It has some historical reasons why both systems exist.
- In the past you had OpenCV 1.x and OpenCV 2.x. The OpenCV 1.x interface was the C based API, which was the historical starting language for OpenCV. When C++ became more popular OpenCV 2.x API was released, using the possibilities of C++ over the C language.
- For a long time both versions where supported, since many embedded systems still contained only C support. However since about 2010, that changed drastically and thus OpenCV decided to focus on its C++ API, keeping the old C-API as a sort of backup, but not longer supported and updated frequently.
- About a year and half ago, OpenCV did a complete overhaul of its backend interface. This in order to support various multithreading interfaces (which are more easily accessible now), hardware support layers, ... the differences are discussed in the transition guide.

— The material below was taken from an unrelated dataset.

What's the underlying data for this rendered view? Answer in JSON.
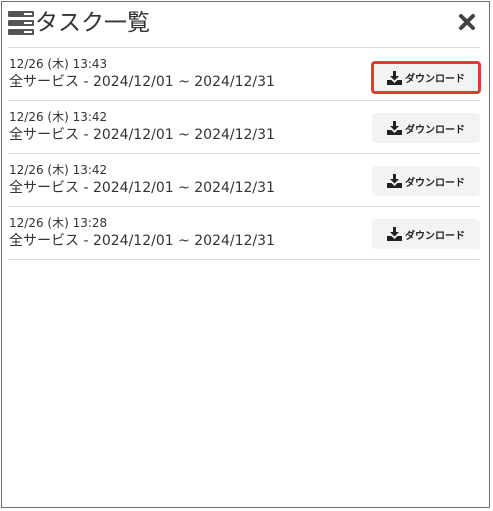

- However the transition forced users to change some structural things in the way they embedded OpenCV in their code. Therefore the OpenCV 2.4.x was maintained, with only allowing bug fixes and efficiency fixes, but no longer new functionality. This allows users to gradually move on to the OpenCV 3.x interface.
So basically:
- If you are starting OpenCV from scratch just now, use OpenCV 3.x.
- If you got old OpenCV based software depending on heavily changed modules, you either update those or stick to OpenCV 2.x.
- At all times, stay aways of the OpenCV 1.x C-API. Since the release of OpenCV 3.x it has been seen as obsolete and no longer supported. In the future OpenCV devs might investigate a way to auto generate a C-interface from the existing C++ source code, since there are still some systems (but not many of them) out there only support C.